15. The true leader is as one with his or her epoch and comprehends the place and rôle of past leaders while building a foundation for future leaders. Only through leadership can a society be greater than the sum of its parts.

16. Collective leadership does not exist. Collective responsibility is the abdication of responsibility. Leadership and responsibility must be conducted in isolation; the greater the level of leadership and responsibility, the greater the isolation from human interaction which must be accepted. This is because leadership is as iconic as it is physical.

17. Leadership, like victory itself, is as it is perceived and revered to be.

18. All victory is the responsibility of the leader, and the leader is the fruit of the society. Each makes the other, but the leader ultimately must transcend collectivity, which is defined by its median, its mediocrity. But if successive leaders fail to raise the median of the society, then the society may ultimately reject even the best leader. Therefore, even a single poor leader damages victory, just as a single great leader may advance its cause.

19. Mutual loyalty exists only between equals. In all other instances, loyalty flows only in any durable form from the weaker to the more powerful. There is ultimately no loyalty from the strong to the weak, and nor will the loyalty of the weak to the strong long survive the collapse of the stronger party.

20. Victory can never be total, and this is its beauty. Victory is always relative and will ultimately fail if it attempts to be absolute.

21. The enemy of “identity” is “mass”: greater mass obliterates the identity and purpose of victory, which is the perpetuation and security of individual bloodlines, and the survival of the clan within a society of clans, each of which contributes the strength of its identity to society. Where identity is sacrificed to mass, victory suffers.

22. Victory is an art beyond science, but embracing science, and each society must pursue victory in accord with its needs and character. As all victory is the need and possession of the society which pursues it, so it must reflect that society and cannot be wholly copied from another, although the principles remain the same for all.

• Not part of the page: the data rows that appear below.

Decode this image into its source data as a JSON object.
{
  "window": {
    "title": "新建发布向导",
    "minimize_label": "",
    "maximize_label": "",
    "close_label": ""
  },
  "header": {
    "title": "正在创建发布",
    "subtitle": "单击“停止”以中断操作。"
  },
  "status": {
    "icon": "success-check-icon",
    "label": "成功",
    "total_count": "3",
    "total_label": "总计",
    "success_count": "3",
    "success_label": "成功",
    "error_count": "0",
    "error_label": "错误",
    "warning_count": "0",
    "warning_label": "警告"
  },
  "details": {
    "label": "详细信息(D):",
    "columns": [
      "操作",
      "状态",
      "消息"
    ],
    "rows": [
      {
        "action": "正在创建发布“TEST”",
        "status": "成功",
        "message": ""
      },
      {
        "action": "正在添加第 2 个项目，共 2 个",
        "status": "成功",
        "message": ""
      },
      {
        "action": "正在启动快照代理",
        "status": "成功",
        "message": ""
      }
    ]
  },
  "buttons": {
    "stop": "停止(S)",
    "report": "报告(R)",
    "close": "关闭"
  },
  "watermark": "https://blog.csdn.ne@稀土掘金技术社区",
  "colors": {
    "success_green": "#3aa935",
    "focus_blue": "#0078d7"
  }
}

23. Victory can never be sustained by attempting to give a separate victory to another. Victory cannot be bought or sold; it can only be won. Victory given as a gift is always perceived as the weakness of the giver, who in granting it becomes the object of contempt or nurtured resentment.

24. The gift of victory is something which can only be given by a society to itself.
25. No victory was ever created or sustained by weakness, physical or intellectual.

26. An enemy can on no account be ignored, and while an enemy’s motive must be understood, it can never be given greater right than the defense of one’s own victory.

27. Victory which depends solely on a single element — whether strength of force, religion or belief, wealth, culture, or intellect — will fail.

28. Victory is beyond the power of any individual, and yet is absolutely dependent on the strength of the individual leader.